Bab 122
Permintaan Maaf Miyamoto-san
Tamu yang datang itu ternyata adalah Miyamoto-san. Selain itu, untuk beberapa alasan, dia membawa bingkisan manisan.
“Saya minta maaf atas ketidaknyamannya.”
Dia membuka pembicaraan dengan permintaan maaf dan menundukkan kepalanya dalam-dalam. Karena dia melakukan itu dengan tiba-tiba, baik aku dan Kaede menjadi bingung dengan apa yang dia bicarakan. Malahan disini kami harusnya berterima kasih kepadanya atas semua bantuan yang telah dia berikan pada kami.
“Saya telah mendengar beberapa hal dari putri saya, Yui. Tampaknya, dia telah melakukan sesuatu yang membuat kalian merasa tidak nyaman...”
Oh, begitu toh. Jadi Yui-chan memberitahu Miyamoto-san tentang apa yang terjadi hari ini. Cuman, mengapa hal itu malah mengarah pada permintaan maaf.
“Angkatlah kepalamu, Miyamoto-san. Yui-chan sama sekali tidak ada melakukan sesuatu yang membuat kami merasa tidak nyaman kok, benar kan, Yuya-kun?”
“Ya. Kurasa dia hanya merasa senang karena setelah sekian lama, dia akhirnya bertemu dengan Kaede? Aku sama sekali tidak berpikir kalau dia membuat kami merasa tidak nyaman.”
“Baguslah kalau begitu, tapi..., dia juga memberitahuku bahwa sampai setengah perjalanan pulang, dia berjalan bersama kalian berdua yang biasanya berjalan berduaan...”

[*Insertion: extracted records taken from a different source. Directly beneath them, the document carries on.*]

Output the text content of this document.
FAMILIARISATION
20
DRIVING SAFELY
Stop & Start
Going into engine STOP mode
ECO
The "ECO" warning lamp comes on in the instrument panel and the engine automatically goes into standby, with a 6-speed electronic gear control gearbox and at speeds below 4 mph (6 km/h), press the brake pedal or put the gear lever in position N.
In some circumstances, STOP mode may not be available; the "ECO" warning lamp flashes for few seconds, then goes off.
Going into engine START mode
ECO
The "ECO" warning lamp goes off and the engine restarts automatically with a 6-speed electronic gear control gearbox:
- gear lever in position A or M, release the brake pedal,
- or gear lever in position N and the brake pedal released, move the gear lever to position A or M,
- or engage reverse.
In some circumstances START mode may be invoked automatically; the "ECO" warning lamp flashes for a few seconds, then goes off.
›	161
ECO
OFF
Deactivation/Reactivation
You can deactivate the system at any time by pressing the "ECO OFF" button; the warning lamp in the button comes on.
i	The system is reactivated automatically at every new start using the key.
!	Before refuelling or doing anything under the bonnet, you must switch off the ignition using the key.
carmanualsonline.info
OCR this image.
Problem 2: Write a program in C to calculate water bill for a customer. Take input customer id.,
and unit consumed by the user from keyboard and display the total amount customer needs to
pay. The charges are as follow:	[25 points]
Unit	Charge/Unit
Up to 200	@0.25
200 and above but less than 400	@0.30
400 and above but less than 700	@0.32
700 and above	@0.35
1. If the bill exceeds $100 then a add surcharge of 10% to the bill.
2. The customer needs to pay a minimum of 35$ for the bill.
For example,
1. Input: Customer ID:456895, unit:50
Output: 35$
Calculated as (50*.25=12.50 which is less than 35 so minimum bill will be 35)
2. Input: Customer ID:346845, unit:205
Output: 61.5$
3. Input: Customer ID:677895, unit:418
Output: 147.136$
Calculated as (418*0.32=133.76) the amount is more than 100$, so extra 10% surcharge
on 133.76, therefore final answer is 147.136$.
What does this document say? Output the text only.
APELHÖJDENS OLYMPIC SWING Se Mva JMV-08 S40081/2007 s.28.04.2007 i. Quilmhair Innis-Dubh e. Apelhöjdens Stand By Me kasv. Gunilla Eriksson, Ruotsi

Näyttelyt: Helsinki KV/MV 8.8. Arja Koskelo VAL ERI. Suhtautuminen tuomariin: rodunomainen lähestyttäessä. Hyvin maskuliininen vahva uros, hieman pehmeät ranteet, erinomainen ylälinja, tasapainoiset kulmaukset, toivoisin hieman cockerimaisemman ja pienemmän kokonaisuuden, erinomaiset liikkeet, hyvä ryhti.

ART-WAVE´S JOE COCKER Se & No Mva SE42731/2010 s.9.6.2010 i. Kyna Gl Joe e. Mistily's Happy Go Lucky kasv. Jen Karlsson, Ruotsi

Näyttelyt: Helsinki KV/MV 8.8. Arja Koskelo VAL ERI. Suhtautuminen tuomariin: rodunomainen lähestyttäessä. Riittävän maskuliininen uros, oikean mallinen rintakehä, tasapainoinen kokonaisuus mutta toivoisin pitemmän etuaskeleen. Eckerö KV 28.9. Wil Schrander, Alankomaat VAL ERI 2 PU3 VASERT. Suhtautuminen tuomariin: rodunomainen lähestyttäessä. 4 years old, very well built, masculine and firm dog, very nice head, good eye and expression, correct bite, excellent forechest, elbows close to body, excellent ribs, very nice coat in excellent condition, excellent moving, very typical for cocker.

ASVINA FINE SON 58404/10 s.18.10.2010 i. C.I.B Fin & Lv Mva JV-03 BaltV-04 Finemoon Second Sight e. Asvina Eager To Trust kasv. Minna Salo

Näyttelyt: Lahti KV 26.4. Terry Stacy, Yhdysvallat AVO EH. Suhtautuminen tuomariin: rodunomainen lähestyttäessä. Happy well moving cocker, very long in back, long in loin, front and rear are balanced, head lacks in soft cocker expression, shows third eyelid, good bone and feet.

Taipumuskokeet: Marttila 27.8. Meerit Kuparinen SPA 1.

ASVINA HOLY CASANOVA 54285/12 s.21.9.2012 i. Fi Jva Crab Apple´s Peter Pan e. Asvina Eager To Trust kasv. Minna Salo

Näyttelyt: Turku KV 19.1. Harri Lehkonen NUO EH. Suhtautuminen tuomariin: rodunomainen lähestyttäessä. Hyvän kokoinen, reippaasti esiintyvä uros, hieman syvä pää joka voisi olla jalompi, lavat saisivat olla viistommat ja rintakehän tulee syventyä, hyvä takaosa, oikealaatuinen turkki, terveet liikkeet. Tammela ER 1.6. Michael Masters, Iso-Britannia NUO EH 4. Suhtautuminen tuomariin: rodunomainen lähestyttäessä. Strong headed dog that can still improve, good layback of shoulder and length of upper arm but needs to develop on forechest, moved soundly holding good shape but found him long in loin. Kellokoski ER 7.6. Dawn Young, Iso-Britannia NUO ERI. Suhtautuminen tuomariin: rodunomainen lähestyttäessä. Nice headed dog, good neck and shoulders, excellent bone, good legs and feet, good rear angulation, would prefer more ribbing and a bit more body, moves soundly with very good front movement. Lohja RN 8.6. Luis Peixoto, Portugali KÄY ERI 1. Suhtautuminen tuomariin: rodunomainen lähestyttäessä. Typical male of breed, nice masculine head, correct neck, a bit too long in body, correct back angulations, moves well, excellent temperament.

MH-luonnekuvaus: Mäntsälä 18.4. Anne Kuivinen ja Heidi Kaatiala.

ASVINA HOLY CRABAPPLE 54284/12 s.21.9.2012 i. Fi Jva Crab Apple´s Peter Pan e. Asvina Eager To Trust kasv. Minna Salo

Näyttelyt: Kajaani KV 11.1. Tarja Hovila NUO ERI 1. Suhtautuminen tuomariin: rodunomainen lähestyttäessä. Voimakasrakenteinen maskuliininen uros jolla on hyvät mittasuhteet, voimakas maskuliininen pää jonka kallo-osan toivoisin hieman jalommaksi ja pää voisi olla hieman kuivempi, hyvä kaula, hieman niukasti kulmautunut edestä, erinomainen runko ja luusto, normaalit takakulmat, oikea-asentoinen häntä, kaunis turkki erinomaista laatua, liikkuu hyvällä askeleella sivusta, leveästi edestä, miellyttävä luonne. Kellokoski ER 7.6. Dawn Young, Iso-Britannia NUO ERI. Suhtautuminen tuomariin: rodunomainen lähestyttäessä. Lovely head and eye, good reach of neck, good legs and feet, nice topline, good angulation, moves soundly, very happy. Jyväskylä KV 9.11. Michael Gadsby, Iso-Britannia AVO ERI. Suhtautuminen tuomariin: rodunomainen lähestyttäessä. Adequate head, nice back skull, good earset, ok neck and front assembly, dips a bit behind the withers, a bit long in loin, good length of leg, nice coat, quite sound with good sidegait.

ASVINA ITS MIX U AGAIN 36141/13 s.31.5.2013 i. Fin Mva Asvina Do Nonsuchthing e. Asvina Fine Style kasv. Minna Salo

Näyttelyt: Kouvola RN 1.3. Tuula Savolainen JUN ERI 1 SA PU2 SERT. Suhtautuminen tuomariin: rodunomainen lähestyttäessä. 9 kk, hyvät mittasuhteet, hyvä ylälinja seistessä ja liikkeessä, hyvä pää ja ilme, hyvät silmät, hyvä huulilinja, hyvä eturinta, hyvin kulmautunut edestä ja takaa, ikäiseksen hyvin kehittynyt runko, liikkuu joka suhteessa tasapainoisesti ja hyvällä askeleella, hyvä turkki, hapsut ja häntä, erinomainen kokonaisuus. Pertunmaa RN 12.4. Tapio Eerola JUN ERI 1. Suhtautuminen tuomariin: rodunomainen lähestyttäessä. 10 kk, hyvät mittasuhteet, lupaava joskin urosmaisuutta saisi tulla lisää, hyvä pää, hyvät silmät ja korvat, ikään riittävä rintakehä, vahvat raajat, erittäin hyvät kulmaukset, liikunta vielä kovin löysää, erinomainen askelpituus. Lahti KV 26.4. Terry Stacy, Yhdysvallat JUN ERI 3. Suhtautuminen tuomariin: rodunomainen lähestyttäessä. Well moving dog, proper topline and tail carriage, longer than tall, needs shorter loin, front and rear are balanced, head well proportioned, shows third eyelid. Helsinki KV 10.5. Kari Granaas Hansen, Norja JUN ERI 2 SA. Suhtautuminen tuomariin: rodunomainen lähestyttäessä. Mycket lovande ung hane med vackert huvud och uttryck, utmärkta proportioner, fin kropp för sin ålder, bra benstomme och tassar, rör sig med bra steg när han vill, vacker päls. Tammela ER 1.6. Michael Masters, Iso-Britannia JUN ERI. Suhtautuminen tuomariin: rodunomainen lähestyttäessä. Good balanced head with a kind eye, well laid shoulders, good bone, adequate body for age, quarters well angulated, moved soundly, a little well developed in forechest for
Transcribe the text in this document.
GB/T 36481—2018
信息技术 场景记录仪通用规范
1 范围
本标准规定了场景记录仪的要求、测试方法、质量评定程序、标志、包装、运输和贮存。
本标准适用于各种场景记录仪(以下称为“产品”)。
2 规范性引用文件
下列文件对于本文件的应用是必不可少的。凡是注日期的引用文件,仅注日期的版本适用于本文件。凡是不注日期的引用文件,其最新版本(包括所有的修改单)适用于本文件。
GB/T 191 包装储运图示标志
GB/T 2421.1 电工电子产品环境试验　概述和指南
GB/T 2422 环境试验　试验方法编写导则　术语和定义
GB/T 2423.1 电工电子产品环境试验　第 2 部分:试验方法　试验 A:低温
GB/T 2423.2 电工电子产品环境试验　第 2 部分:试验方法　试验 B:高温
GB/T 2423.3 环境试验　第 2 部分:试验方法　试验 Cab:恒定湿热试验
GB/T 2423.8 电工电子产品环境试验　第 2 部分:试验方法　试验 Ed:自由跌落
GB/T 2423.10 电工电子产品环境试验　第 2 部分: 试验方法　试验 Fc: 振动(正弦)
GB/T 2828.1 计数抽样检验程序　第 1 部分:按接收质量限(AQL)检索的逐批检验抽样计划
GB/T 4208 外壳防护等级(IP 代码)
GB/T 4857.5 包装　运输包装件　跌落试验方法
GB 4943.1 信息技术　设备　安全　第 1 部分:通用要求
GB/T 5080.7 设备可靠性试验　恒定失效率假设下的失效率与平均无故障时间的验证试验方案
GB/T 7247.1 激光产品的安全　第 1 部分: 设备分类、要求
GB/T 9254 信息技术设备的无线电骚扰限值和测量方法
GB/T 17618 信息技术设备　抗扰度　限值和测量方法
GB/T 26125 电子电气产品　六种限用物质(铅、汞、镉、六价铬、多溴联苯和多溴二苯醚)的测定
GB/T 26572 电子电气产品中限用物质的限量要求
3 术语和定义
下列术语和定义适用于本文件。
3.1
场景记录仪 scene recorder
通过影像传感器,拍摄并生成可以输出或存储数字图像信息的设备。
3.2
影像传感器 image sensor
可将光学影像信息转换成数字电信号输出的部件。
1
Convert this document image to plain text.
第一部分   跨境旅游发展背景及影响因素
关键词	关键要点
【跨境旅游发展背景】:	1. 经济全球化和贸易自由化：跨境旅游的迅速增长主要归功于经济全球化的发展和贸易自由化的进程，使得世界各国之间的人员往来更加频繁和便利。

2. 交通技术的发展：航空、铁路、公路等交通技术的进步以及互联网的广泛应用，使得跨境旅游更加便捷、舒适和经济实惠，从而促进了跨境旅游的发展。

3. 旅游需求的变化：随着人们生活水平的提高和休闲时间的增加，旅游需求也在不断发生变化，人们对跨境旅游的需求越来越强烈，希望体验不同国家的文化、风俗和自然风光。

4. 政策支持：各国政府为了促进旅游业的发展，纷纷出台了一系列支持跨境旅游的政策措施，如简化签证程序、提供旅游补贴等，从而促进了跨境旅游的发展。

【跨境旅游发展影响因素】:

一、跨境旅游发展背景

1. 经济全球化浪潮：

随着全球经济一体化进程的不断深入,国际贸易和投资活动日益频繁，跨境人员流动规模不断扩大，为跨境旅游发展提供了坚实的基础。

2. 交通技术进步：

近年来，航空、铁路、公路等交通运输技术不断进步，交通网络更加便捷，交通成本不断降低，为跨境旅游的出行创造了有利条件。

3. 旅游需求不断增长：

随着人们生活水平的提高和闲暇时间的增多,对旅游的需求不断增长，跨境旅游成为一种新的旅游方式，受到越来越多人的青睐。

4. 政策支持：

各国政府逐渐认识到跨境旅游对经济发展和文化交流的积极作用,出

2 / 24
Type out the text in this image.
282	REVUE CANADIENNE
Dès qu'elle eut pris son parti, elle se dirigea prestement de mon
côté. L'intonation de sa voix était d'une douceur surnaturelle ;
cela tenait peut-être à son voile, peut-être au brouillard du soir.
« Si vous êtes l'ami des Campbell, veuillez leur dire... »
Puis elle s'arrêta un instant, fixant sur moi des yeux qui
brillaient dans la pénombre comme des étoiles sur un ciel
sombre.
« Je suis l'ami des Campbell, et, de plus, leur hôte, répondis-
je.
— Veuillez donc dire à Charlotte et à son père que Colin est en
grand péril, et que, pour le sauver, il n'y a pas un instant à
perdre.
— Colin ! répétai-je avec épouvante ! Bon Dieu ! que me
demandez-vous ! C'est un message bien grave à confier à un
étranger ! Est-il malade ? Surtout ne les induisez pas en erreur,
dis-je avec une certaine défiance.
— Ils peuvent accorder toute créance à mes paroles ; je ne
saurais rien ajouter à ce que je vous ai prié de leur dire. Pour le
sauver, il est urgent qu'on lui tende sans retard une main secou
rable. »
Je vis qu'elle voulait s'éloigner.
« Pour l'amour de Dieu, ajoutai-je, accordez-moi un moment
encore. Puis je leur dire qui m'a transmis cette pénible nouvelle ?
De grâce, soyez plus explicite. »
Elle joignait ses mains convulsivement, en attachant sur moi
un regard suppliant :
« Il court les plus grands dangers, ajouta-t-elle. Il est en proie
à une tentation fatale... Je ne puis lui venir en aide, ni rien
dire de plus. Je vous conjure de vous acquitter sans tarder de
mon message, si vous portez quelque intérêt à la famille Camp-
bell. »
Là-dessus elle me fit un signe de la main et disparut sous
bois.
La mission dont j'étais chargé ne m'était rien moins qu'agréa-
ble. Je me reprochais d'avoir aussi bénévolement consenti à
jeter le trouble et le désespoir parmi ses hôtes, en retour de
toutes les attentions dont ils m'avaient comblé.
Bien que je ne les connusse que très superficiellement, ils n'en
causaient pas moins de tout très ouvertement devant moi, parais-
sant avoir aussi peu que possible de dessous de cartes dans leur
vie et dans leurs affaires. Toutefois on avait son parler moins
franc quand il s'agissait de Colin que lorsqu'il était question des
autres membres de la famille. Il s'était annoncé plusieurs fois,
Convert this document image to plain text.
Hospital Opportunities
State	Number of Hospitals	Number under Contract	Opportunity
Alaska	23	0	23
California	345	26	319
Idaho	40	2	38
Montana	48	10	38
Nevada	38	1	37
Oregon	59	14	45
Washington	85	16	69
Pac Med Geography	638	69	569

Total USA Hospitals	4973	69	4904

Aaa, tanpa sadar aku bersuara seperti itu. Tadi, setelah aktivitas klub selesai, ketika aku hendak berjalan pulang bersama Kaede yang menungguku seperti biasanya, saat itu Yui-chan datang dan memutuskan untuk berjalan pulang bersama kami.
Rupanya, Yui-chan bergabung dengan klub bola basket, dan seperti di klub sepak bola, hari ini klub bola basket mengadakan pertandingan tim merah melawan tim putih untuk menyambut anggota baru mereka. Dalam pertandingan tersebut, Yui-chan kewalahan dengan permainan Nikaido, yang membuatnya menjadi sangat terkesan sehingga dia menjadi penggemar Nikaido. Dia itu benar-benar gadis yang polos, ya?
Dan kemudian, karena Yui-chan harus menaiki kereta yang berlawan arah dengan kami, jadi kami berpisah di stasiun, tapi sampai saat itu tiba, dia terus-terusan berbicara pada kami. Tadi itu dia benar-benar berbicara layaknya senapan mesin. Meskipun Otsuki-san adalah orang yang banyak bicara, tapi Yui-chan mungkin jauh lebih banyak bicara daripada Otsuki-san.
“Fufufu. Tidak apa-apa kok, Miyamoto-san. Meskipun dibilang kami berjalan pulang bersama, itu cuman dalam perjalanan ke stasiun kok. Nanti kalau dia sudah terbiasa dengan kehidupan SMA-nya, dia pasti tidak akan sering melakukan itu, jadi kami sama sekali tidak mempermasalahkannya. Ya kan, Yuya-kun?”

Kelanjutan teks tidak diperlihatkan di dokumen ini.